Information Immortality: Althea Rao experiments with living data centers in Commit to Memory, Know it Will Perish

A few years ago, Althea Rao was talking with a researcher friend about a concert Beyoncé had recently played at Lumen Field when he started to describe the collective memory shared by the people who’d seen the show—specifically the physical heft of it.
“Memory has mass,” he told her, explaining the material foundations of it in neurons and brain cells. “I was mesmerized,” Rao says, recalling the moment.
The idea took root in her, becoming the genesis for a new body of artwork, including the pieces currently on view in her Gallery 4Culture exhibition, Commit to Memory, Know it Will Perish, which explores the preservation of information in DNA as a way to provoke people to stop and think about the data practices that increasingly shape modern life.
With a background in journalism and film, Rao is also a researcher of sorts; she’s currently finishing up her Ph.D. in the DXARTS program at the University of Washington, which combines creative and research practices to reimagine relationships to technology.
“Data, recorded history, memory, documentation—I kind of categorize all of those as a very similar thing,” Rao says. “They’re all referring to the act of making marks to recording something that had happened in a different form.” She points out that “mark-making is something humans have always done. We’ve carved into the rock, we’ve pinched fingernail marks into clay bodies. We’ve done all sorts of things, like tattoos.”

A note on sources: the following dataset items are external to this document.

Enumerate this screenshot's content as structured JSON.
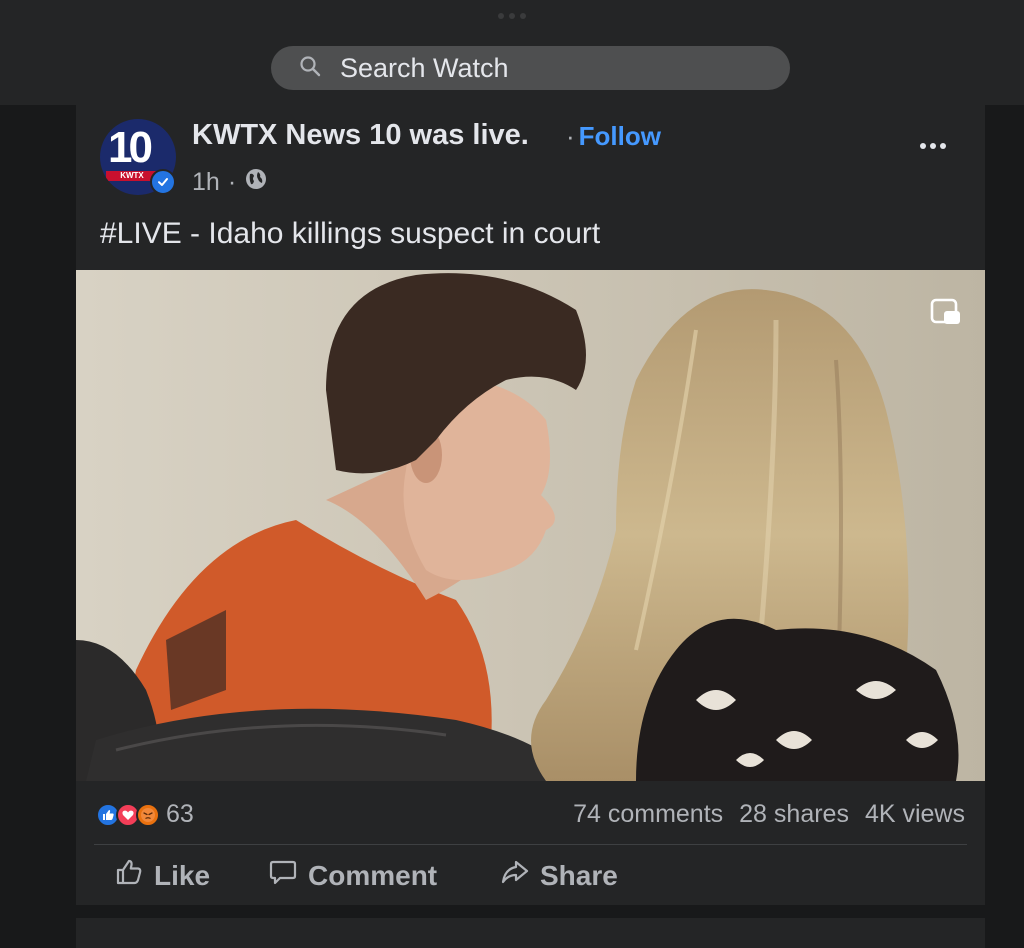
{
  "search": {
    "placeholder": "Search Watch"
  },
  "post": {
    "page_name": "KWTX News 10 was live.",
    "follow_separator": "·",
    "follow_label": "Follow",
    "time": "1h",
    "meta_separator": "·",
    "text": "#LIVE - Idaho killings suspect in court",
    "avatar": {
      "number": "10",
      "band": "KWTX"
    },
    "reaction_count": "63",
    "comments": "74 comments",
    "shares": "28 shares",
    "views": "4K views"
  },
  "actions": {
    "like": "Like",
    "comment": "Comment",
    "share": "Share"
  },
  "icons": {
    "search": "search-icon",
    "globe": "globe-icon",
    "verified": "verified-badge-icon",
    "more": "more-options-icon",
    "pip": "picture-in-picture-icon",
    "like": "thumbs-up-icon",
    "comment": "comment-bubble-icon",
    "share": "share-arrow-icon"
  },
  "colors": {
    "background": "#18191a",
    "card": "#242526",
    "accent": "#4599ff",
    "like_reaction": "#2374e1",
    "love_reaction": "#f33e58",
    "angry_reaction": "#e9710f"
  }
}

Around the same time Rao started thinking about the mass of memory, she also learned about human composting, and the “material cycle of the natural body being broken down, going into the soil. It becomes nutrients and those nutrients help facilitate plant growth and plants became the food for something else, which eventually become nutrients for people,” she says. Intrigued by these transformative biological processes, she began experimenting with yeast, as evident in “Bacterial Cellulose (Dried),” a symbiotic culture of bacteria and yeast.
She also followed the work of Iraqi American artist Wafaa Bilal, whose Grain of Wheat: Cultivating Hybrid Futures in Ancient Seed DNA project encoded a scan of an ancient sculpture into the DNA of an ancient wheat seed. The possibilities of encoding human information into DNA molecules captivated her.
“Not only is it at a scale that I can’t really see,” she says, “it has the possibility of transcending my generation because DNA is something that gets passed on. As the hosting cell is alive, it has the ability to duplicate—and that is a kind of immortality.”
That sounds like science fiction because, it is, for now at least. The work in Rao’s current exhibition is speculative, tapping into biotech in order to pose questions about the future. She’s interested in the “surveillance capitalism” that systematically tracks people’s behavior to generate profit, collecting fragment of data that “aren’t really records of you or I as person,” Rao says.
Searching for a kind of data extraction that would hold truer human records, she turned to hair, collecting used strips of wax from salons around Seattle. (She made a consent form, though she’s not convinced the salons used it much.)
Then she started thinking about the places where we can intentionally stash information. “Of course, the cloud has material foundations in data centers that have energy impact, land use, conflict with community,” she says. “So what are other ways information can be stored? Let’s say information storage in the future is no longer with data center, but on a molecular level, then what would data center look like?”

To make the work in Commit to Memory, Know it Will Perish, she partnered with a researcher at the University at Buffalo as well as with the Molecular Information Systems Lab at UW and set about encoding a simple phase into DNA molecules: I am here. She then introduced these modified molecules to bacteria to see what information they would take up and how they would change as a result. The effects of this weren’t visible in a single bacterium, but they were visible in the biofilm of bacterial colonies, which became smooth when it took up the modified DNA molecule.
While conducting these experiments, Rao confronted the ethical issues raised by synthetic molecular modifications. Clearly the bacteria she was working with didn’t consent to holding human information, and what reason would they have to do so, even if they could?
“What if instead of thinking the cell as a passive hosting body, what if we considered them a collaborator in this process? An important part of this work was me searching to find a way that I can encode a piece of human information in the genomic form but have this piece of information meaningfully interact with the organism.”
She describes sitting in the lab with her collaborator in Buffalo. “We were just going through plates [under the microscope],” she says. “We did a lot of rituals, almost like we started talking to the plate. Like, please manifest. Please show up, make yourself known. That part is more about faith, trusting that something is there and that you can find it.” Some of those plates are now among the works on view in the gallery.
Rao hopes that in viewing the exhibition, viewers will pause to consider the implications of today’s data practices. “Just having the mass data center itself is not enough. The information is not enough. There needs to be a knowing mind to know them and synthesize them and understand what they mean,” she says. “There is so much joy in curiosity, in knowing and making sense of things on our own.”
Commit to Memory, Know it Will Perish is on view through Aug. 7. A closing reception will be held from 6:00–8:00pm on Thursday, August. 7.